Ну ладно, он правда заслужил. Давненько меня никто так до звездопада не натягивал. И все это чушь, что мужикам нельзя и не надо говорить спасибо. Если есть за что, если ты трусы можешь сжать в ладони, и из них закапает, если ты еле дышишь – спасибо сказать нужно. Потому что ей богу, как редко такое бывает. А чем ты старше, чем циничнее, чем сложнее тебя развести на эмоции – тем такой кайф получается реже.
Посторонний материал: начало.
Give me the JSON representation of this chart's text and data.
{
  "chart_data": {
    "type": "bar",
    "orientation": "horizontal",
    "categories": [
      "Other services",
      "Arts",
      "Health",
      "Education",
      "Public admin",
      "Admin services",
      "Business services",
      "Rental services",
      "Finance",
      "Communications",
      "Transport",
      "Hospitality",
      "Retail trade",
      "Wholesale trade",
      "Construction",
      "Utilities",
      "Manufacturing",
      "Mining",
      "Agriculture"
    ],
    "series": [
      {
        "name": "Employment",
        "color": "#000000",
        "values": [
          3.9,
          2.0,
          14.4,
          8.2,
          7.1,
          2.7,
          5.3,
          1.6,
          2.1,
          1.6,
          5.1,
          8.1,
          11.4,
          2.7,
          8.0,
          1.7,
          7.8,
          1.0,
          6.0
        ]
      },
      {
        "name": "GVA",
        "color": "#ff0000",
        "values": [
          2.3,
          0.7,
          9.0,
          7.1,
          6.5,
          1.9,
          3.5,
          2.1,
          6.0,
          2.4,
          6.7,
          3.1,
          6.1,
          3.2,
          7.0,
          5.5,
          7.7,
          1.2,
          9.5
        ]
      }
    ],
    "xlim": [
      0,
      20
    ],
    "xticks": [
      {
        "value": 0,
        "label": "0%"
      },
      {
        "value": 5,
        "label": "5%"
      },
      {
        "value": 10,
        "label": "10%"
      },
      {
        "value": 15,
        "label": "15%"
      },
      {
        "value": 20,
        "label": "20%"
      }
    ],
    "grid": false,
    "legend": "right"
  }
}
Выхожу из кладовки поправляю волосы, смахиваю с платья пыль. Хорошо, что в кладовке было темно, а то ведь весь адреналиновый флер этого безумства бы подрастеряли, обращая внимания на то, что "предаемся греховной страсти" в компании швабр.
Ну что ж, будем считать, что эта выставка прошла не зря, я не только денег с неё получила, но и божественной страсти глотнула. Хороший заряд. А теперь можно оставить продажу лотов на персонал, забрать тренч из гардероба и поехать домой, переживать это чудное затменье.
Когда у тебя первый секс – ты мечтаешь, чтобы он был роскошным, на шелковых простынях, пропахших розами, в свете тысячи свечей, и желательно, чтобы парнем был хотя бы Ченнинг Татум.
А когда тебе тридцать четыре, когда в паспорте два штампа об расторжении брака и дома тебя ждет одиннадцатилетняя Харли Квин со своими заморочками – ты рада даже в кладовке. Просто потому что черт его знает, когда выдастся еще один такой шанс. Дай бог, через пару-тройку недель.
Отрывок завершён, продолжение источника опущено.